Genel bir tasnif yapmak gerekirse, sözsüz iletişimde dokunmanın nedenlerini tanışıklık, hoşlanma, saldırma ya da saldırıya hazırlanma ve güç ve statü ifadesi olarak sınıflandırmak mümkündür. Dokunma sadece karşımızdaki kişilerle yaşadığımız bir süreç değildir. Bazen,  kendi kendimize de olabilmektedir. Bir konuşmada heyecanlandığımızda kendi kendimize dokunarak kendimizi teskin olmaya çalışmamızı buna örnek olarak gösterebiliriz. Dokunmanın ağırlık noktası, dokunulan kişi/ler/de güven ve emniyet vermesidir. Sağlıkçıların hastalarına dokunmasıyla onlara güven duygusu vermesi ile annelerin bebeklerine sımsıkı sarılarak onlara tehlikelerden korunma duygusu vermesi gibi. Sözsüz iletişimde dokunmanın ne, kime, nasıl, nerede ve ne zaman nasıl yapılacağı da ayrı bir önem arz etmektedir Ancak bunu belirleyen süreç, kişiliktir. Bunu öğrenmenin okulu; sosyal yaşam, aile terbiyesi ve kişinin kendi karakter yapısıdır.

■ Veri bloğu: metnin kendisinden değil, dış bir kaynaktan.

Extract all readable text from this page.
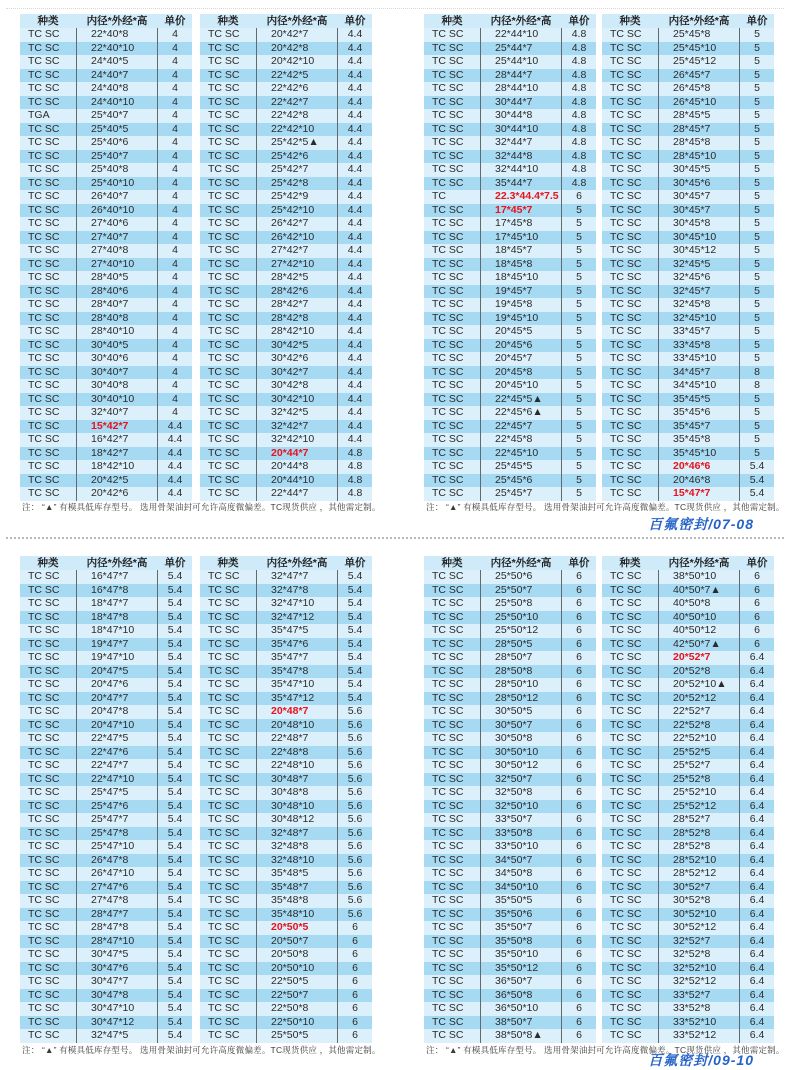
种类	内径*外经*高	单价
TC SC	22*40*8	4
TC SC	22*40*10	4
TC SC	24*40*5	4
TC SC	24*40*7	4
TC SC	24*40*8	4
TC SC	24*40*10	4
TGA	25*40*7	4
TC SC	25*40*5	4
TC SC	25*40*6	4
TC SC	25*40*7	4
TC SC	25*40*8	4
TC SC	25*40*10	4
TC SC	26*40*7	4
TC SC	26*40*10	4
TC SC	27*40*6	4
TC SC	27*40*7	4
TC SC	27*40*8	4
TC SC	27*40*10	4
TC SC	28*40*5	4
TC SC	28*40*6	4
TC SC	28*40*7	4
TC SC	28*40*8	4
TC SC	28*40*10	4
TC SC	30*40*5	4
TC SC	30*40*6	4
TC SC	30*40*7	4
TC SC	30*40*8	4
TC SC	30*40*10	4
TC SC	32*40*7	4
TC SC	15*42*7	4.4
TC SC	16*42*7	4.4
TC SC	18*42*7	4.4
TC SC	18*42*10	4.4
TC SC	20*42*5	4.4
TC SC	20*42*6	4.4
种类	内径*外经*高	单价
TC SC	20*42*7	4.4
TC SC	20*42*8	4.4
TC SC	20*42*10	4.4
TC SC	22*42*5	4.4
TC SC	22*42*6	4.4
TC SC	22*42*7	4.4
TC SC	22*42*8	4.4
TC SC	22*42*10	4.4
TC SC	25*42*5▲	4.4
TC SC	25*42*6	4.4
TC SC	25*42*7	4.4
TC SC	25*42*8	4.4
TC SC	25*42*9	4.4
TC SC	25*42*10	4.4
TC SC	26*42*7	4.4
TC SC	26*42*10	4.4
TC SC	27*42*7	4.4
TC SC	27*42*10	4.4
TC SC	28*42*5	4.4
TC SC	28*42*6	4.4
TC SC	28*42*7	4.4
TC SC	28*42*8	4.4
TC SC	28*42*10	4.4
TC SC	30*42*5	4.4
TC SC	30*42*6	4.4
TC SC	30*42*7	4.4
TC SC	30*42*8	4.4
TC SC	30*42*10	4.4
TC SC	32*42*5	4.4
TC SC	32*42*7	4.4
TC SC	32*42*10	4.4
TC SC	20*44*7	4.8
TC SC	20*44*8	4.8
TC SC	20*44*10	4.8
TC SC	22*44*7	4.8
种类	内径*外经*高	单价
TC SC	22*44*10	4.8
TC SC	25*44*7	4.8
TC SC	25*44*10	4.8
TC SC	28*44*7	4.8
TC SC	28*44*10	4.8
TC SC	30*44*7	4.8
TC SC	30*44*8	4.8
TC SC	30*44*10	4.8
TC SC	32*44*7	4.8
TC SC	32*44*8	4.8
TC SC	32*44*10	4.8
TC SC	35*44*7	4.8
TC	22.3*44.4*7.5	6
TC SC	17*45*7	5
TC SC	17*45*8	5
TC SC	17*45*10	5
TC SC	18*45*7	5
TC SC	18*45*8	5
TC SC	18*45*10	5
TC SC	19*45*7	5
TC SC	19*45*8	5
TC SC	19*45*10	5
TC SC	20*45*5	5
TC SC	20*45*6	5
TC SC	20*45*7	5
TC SC	20*45*8	5
TC SC	20*45*10	5
TC SC	22*45*5▲	5
TC SC	22*45*6▲	5
TC SC	22*45*7	5
TC SC	22*45*8	5
TC SC	22*45*10	5
TC SC	25*45*5	5
TC SC	25*45*6	5
TC SC	25*45*7	5
种类	内径*外经*高	单价
TC SC	25*45*8	5
TC SC	25*45*10	5
TC SC	25*45*12	5
TC SC	26*45*7	5
TC SC	26*45*8	5
TC SC	26*45*10	5
TC SC	28*45*5	5
TC SC	28*45*7	5
TC SC	28*45*8	5
TC SC	28*45*10	5
TC SC	30*45*5	5
TC SC	30*45*6	5
TC SC	30*45*7	5
TC SC	30*45*7	5
TC SC	30*45*8	5
TC SC	30*45*10	5
TC SC	30*45*12	5
TC SC	32*45*5	5
TC SC	32*45*6	5
TC SC	32*45*7	5
TC SC	32*45*8	5
TC SC	32*45*10	5
TC SC	33*45*7	5
TC SC	33*45*8	5
TC SC	33*45*10	5
TC SC	34*45*7	8
TC SC	34*45*10	8
TC SC	35*45*5	5
TC SC	35*45*6	5
TC SC	35*45*7	5
TC SC	35*45*8	5
TC SC	35*45*10	5
TC SC	20*46*6	5.4
TC SC	20*46*8	5.4
TC SC	15*47*7	5.4
注： “▲” 有模具低库存型号。 选用骨架油封可允许高度微偏差。TC现货供应 ，其他需定制。	注： “▲” 有模具低库存型号。 选用骨架油封可允许高度微偏差。TC现货供应 ，其他需定制。
百氟密封/07-08
种类	内径*外经*高	单价
TC SC	16*47*7	5.4
TC SC	16*47*8	5.4
TC SC	18*47*7	5.4
TC SC	18*47*8	5.4
TC SC	18*47*10	5.4
TC SC	19*47*7	5.4
TC SC	19*47*10	5.4
TC SC	20*47*5	5.4
TC SC	20*47*6	5.4
TC SC	20*47*7	5.4
TC SC	20*47*8	5.4
TC SC	20*47*10	5.4
TC SC	22*47*5	5.4
TC SC	22*47*6	5.4
TC SC	22*47*7	5.4
TC SC	22*47*10	5.4
TC SC	25*47*5	5.4
TC SC	25*47*6	5.4
TC SC	25*47*7	5.4
TC SC	25*47*8	5.4
TC SC	25*47*10	5.4
TC SC	26*47*8	5.4
TC SC	26*47*10	5.4
TC SC	27*47*6	5.4
TC SC	27*47*8	5.4
TC SC	28*47*7	5.4
TC SC	28*47*8	5.4
TC SC	28*47*10	5.4
TC SC	30*47*5	5.4
TC SC	30*47*6	5.4
TC SC	30*47*7	5.4
TC SC	30*47*8	5.4
TC SC	30*47*10	5.4
TC SC	30*47*12	5.4
TC SC	32*47*5	5.4
种类	内径*外经*高	单价
TC SC	32*47*7	5.4
TC SC	32*47*8	5.4
TC SC	32*47*10	5.4
TC SC	32*47*12	5.4
TC SC	35*47*5	5.4
TC SC	35*47*6	5.4
TC SC	35*47*7	5.4
TC SC	35*47*8	5.4
TC SC	35*47*10	5.4
TC SC	35*47*12	5.4
TC SC	20*48*7	5.6
TC SC	20*48*10	5.6
TC SC	22*48*7	5.6
TC SC	22*48*8	5.6
TC SC	22*48*10	5.6
TC SC	30*48*7	5.6
TC SC	30*48*8	5.6
TC SC	30*48*10	5.6
TC SC	30*48*12	5.6
TC SC	32*48*7	5.6
TC SC	32*48*8	5.6
TC SC	32*48*10	5.6
TC SC	35*48*5	5.6
TC SC	35*48*7	5.6
TC SC	35*48*8	5.6
TC SC	35*48*10	5.6
TC SC	20*50*5	6
TC SC	20*50*7	6
TC SC	20*50*8	6
TC SC	20*50*10	6
TC SC	22*50*5	6
TC SC	22*50*7	6
TC SC	22*50*8	6
TC SC	22*50*10	6
TC SC	25*50*5	6
种类	内径*外经*高	单价
TC SC	25*50*6	6
TC SC	25*50*7	6
TC SC	25*50*8	6
TC SC	25*50*10	6
TC SC	25*50*12	6
TC SC	28*50*5	6
TC SC	28*50*7	6
TC SC	28*50*8	6
TC SC	28*50*10	6
TC SC	28*50*12	6
TC SC	30*50*5	6
TC SC	30*50*7	6
TC SC	30*50*8	6
TC SC	30*50*10	6
TC SC	30*50*12	6
TC SC	32*50*7	6
TC SC	32*50*8	6
TC SC	32*50*10	6
TC SC	33*50*7	6
TC SC	33*50*8	6
TC SC	33*50*10	6
TC SC	34*50*7	6
TC SC	34*50*8	6
TC SC	34*50*10	6
TC SC	35*50*5	6
TC SC	35*50*6	6
TC SC	35*50*7	6
TC SC	35*50*8	6
TC SC	35*50*10	6
TC SC	35*50*12	6
TC SC	36*50*7	6
TC SC	36*50*8	6
TC SC	36*50*10	6
TC SC	38*50*7	6
TC SC	38*50*8▲	6
种类	内径*外经*高	单价
TC SC	38*50*10	6
TC SC	40*50*7▲	6
TC SC	40*50*8	6
TC SC	40*50*10	6
TC SC	40*50*12	6
TC SC	42*50*7▲	6
TC SC	20*52*7	6.4
TC SC	20*52*8	6.4
TC SC	20*52*10▲	6.4
TC SC	20*52*12	6.4
TC SC	22*52*7	6.4
TC SC	22*52*8	6.4
TC SC	22*52*10	6.4
TC SC	25*52*5	6.4
TC SC	25*52*7	6.4
TC SC	25*52*8	6.4
TC SC	25*52*10	6.4
TC SC	25*52*12	6.4
TC SC	28*52*7	6.4
TC SC	28*52*8	6.4
TC SC	28*52*8	6.4
TC SC	28*52*10	6.4
TC SC	28*52*12	6.4
TC SC	30*52*7	6.4
TC SC	30*52*8	6.4
TC SC	30*52*10	6.4
TC SC	30*52*12	6.4
TC SC	32*52*7	6.4
TC SC	32*52*8	6.4
TC SC	32*52*10	6.4
TC SC	32*52*12	6.4
TC SC	33*52*7	6.4
TC SC	33*52*8	6.4
TC SC	33*52*10	6.4
TC SC	33*52*12	6.4
注： “▲” 有模具低库存型号。 选用骨架油封可允许高度微偏差。TC现货供应 ，其他需定制。	注： “▲” 有模具低库存型号。 选用骨架油封可允许高度微偏差。TC现货供应 ，其他需定制。
百氟密封/09-10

Sözsüz iletişimde dokunmanın türlü şekilleri olduğunu yazmıştık. Bunların içinde belki de en fazla öne çıkan arkadan sarılma ya da yandan bir eline partnerinin omzuna atarak sarılmadır. Yandan bir eline partnerinin omzuna atarak sarılmaya “kartal kanadı” sarılma da denilmektedir. Bu iki tip sarılma; sevgi ve dostluk bağlamında sarılan kişinin sorumluluk sahibi olduğunu ve sarıldıkları kişiyi korudukları ya da korumak istedikleri mesajına sahiptir. Bütün bunları iletişim ile ilgili bir ders vermek amacıyla yazmadığımızı ifadeye gerek yok. Bunları geçtiğimiz günlerde, Bingöl’de yaşanan olaylarla ilgili olarak, Bingöl’de bir siyasi parti liderinin ziyaretinde, kardeşi terör örgütü PKK tarafından parçalanmış bir şehid yakının, gelen partiyi ve liderini HDP ile dolayısıyla da PKK ile işbirliği yapmakla suçlayan haykırışı üzerine yaşananlara farklı bir bakış açısından ele almak için yazıyoruz. İzlediğimiz kadarıyla, bu şehid yakını, tepkisini haykırarak dile getirmiş. Haykırırken küfretmemiş, saygısız bir ifade kullanmamış. Bağırmak yerine daha sessiz söylemesi tercih edilebilirdi elbette ancak belli ki öyle bir ifade ortamı bulamayacak.  Bu şehid yakınının feryadını organize edecek bir güç yok. Olmaz da. Onu haykırmaya iten tek güç; kardeşini kaybetmiş olmanın, paramparça edilmiş kardeşinin cesedini dahi bulamamış olmanın verdiği yürek yangınıdır. Yani ortada, öyle “provakasyon” ile ifade edilecek bir durum yok. Hikâyenin bundan sonrası çok ilginç ve bir o kadar da acı. Şimdi onu yazalım: Şehid yakını tepkisini gösterdiğinde, aklı başlında emniyet mensupları onu oradan uzaklaştırıyor. Hatta partinin özel güvenlik ekibinden olan kişiler de emniyet mensuplarıyla birlikte yürüyor. Tam o anda, bir milletvekili, güvenlik mensuplarının yanından sıyrılıp, şehid yakınına kartal kanadı şeklinde sarılıyor. Bu dokunmayla şehid yakınına, dost olduğunu, onu korumak istediği mesajını veriyor, sorular soruyor, şehid yakını da samimi zannederek cevap veriyor. Şehid yakını aksini düşünse zaten kendini kurtarır ve cevap vermezdi. Bu hal üzre yürürlerken şehid yakınına kartal kanadı yapan milletvekili, şehid yakınına küfrederek kovuyor. Bu durumun adı, samimi davranıp ihanet etmek. Samimiyetle ihanet, Brutus karakteridir ve belki de ihanetin en acı vereni budur.